Penetapan Hasto sebagai tersangka dicantumkan dalam surat pemberitahuan penyidikan bernomor Sprin.Dik/153/DIK.00/01/12/2024, tertanggal 23 Desember 2024.
Kasus ini bermula dari upaya Harun Masiku, eks calon anggota legislatif PDIP, untuk menggantikan Nazarudin Kiemas, anggota DPR RI terpilih yang meninggal dunia. Harun diduga menyiapkan uang sebesar Rp850 juta sebagai suap agar ditetapkan sebagai pengganti antar-waktu.

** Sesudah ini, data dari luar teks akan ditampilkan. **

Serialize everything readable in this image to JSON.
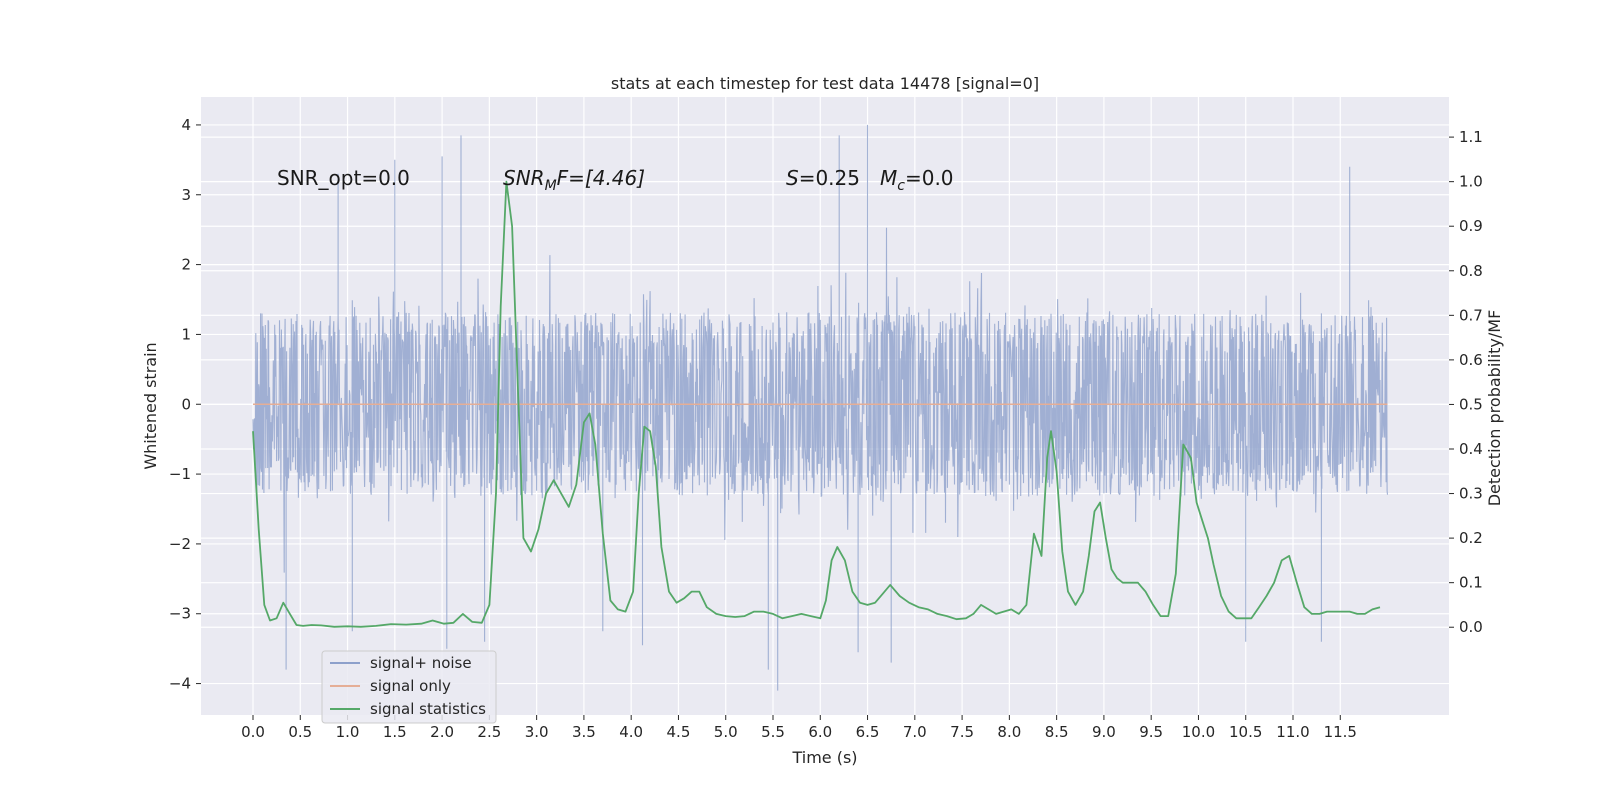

Wahyu Setiawan, yang menjabat sebagai komisioner KPU, menerima suap tersebut dan akhirnya dijatuhi hukuman tujuh tahun penjara oleh Mahkamah Agung pada 2021. Ia telah bebas bersyarat sejak 6 Oktober 2023 setelah menjalani hukuman di Lapas Kedungpane, Semarang, Jawa Tengah.
Hasto Kristiyanto telah beberapa kali diperiksa KPK sejak awal kasus ini terungkap pada Januari 2020. Ia juga pernah bersaksi di Pengadilan Tipikor Jakarta dan terakhir diperiksa pada Juni 2024. Penetapan Hasto sebagai tersangka merupakan hasil dari ekspose kasus yang dilakukan KPK pada 20 Desember 2024.
Harun Masiku, yang menjadi salah satu tokoh kunci dalam kasus ini, telah menjadi buron selama lima tahun. Hingga kini, KPK masih terus berupaya untuk menemukan dan membawa Harun ke meja hijau.
Selain Wahyu Setiawan, dua pihak lain juga telah diproses hukum oleh KPK, yaitu Agustiani Tio Fridelina dan Saeful Bahri. Agustiani, yang merupakan orang kepercayaan Wahyu, dijatuhi hukuman empat tahun penjara dan denda Rp150 juta pada 2020.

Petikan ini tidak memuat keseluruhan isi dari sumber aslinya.